Quick guide on how to create a dataset

Dataset & Documents

A collection of documents is called a dataset.

Documents can be described as Python dictionaries and is a unit of data in Relevance - similar to a row in a SQL table or a document in MongoDB collection.

Documents are stored in Relevance AI as a JSON. By storing data in this format you can store complex structures that are common to unstructured data.

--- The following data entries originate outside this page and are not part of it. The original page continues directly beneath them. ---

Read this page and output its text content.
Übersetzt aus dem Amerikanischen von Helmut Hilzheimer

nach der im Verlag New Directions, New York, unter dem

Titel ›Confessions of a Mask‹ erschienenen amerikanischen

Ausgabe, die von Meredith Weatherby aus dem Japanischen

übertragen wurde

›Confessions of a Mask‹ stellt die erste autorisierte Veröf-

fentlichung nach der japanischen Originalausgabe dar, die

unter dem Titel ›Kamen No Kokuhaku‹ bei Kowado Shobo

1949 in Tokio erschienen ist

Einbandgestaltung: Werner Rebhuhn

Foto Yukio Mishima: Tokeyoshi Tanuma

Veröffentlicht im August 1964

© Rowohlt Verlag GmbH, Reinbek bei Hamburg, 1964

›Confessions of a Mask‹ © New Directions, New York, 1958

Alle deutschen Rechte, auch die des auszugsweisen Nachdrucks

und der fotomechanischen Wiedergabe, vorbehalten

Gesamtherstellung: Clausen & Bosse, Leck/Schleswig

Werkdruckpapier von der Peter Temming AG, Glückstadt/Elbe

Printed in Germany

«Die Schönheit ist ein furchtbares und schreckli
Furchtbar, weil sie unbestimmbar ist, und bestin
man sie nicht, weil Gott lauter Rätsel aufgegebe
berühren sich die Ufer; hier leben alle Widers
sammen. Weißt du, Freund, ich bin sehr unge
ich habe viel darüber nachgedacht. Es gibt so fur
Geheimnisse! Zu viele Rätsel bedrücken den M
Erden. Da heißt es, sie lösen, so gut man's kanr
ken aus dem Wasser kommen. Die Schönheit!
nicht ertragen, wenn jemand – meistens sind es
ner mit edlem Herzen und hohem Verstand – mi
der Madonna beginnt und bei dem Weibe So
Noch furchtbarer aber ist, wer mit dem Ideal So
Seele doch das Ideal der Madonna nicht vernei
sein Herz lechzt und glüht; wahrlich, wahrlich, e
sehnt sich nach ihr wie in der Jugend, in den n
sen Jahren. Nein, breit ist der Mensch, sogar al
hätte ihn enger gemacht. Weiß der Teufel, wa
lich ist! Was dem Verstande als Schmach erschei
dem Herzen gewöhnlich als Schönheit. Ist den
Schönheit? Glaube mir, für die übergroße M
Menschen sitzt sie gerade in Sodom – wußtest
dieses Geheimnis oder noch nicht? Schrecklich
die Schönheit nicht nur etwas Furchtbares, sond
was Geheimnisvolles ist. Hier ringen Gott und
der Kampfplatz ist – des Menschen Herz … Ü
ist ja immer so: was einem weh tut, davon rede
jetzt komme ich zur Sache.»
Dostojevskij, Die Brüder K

Example:

  "_id" : 1,
  "title" : "Apple IPhone 13 Pro",
  "product" : {
    "image_url" : ""
    "price" : 1699
  "title_ner" : [
    {"substring":"Apple", "label":"Organization", "probabilty":0.98}, 
    {"substring":"IPhone", "label":"Product", "probability":0.97}, 
  "title_labels" : [
    {"label":"Phone", "probability":0.93}, 
    {"label":"Electronic", "probabilty":0.80}, 
  "words" : ["Apple", "IPhone", "13", "Pro"],
  "title_word_vector_" : [0.12, 0.34, ...],
  "product_image_vector_" : [0.12, 0.34, ...],
  • A document can be nested (dictionary of dictionaries) or have array (list) values.
  • A field refers to the key of a dictionary.
Schema RuleExample
Each document should include an _id string field that is used to uniquely identify each document, if 2 documents have the same _id the last inserted document will overwrite the old one.{"_id": "j2hfio23j"}
If you are inserting vectors. The field must end (suffix) with _vector_. All vectors under a field must be the same length. You can store as many different vectors as you want in a single document.{"word_vector_":[0.12, 0.34, ...]}


Dataset Limitations!

  • You cannot rename datasets or rename/edit existing field names. However, you can clone datasets and edit field names in the clone using the clone feature.
  • A Dataset name cannot contain spaces or capital letters.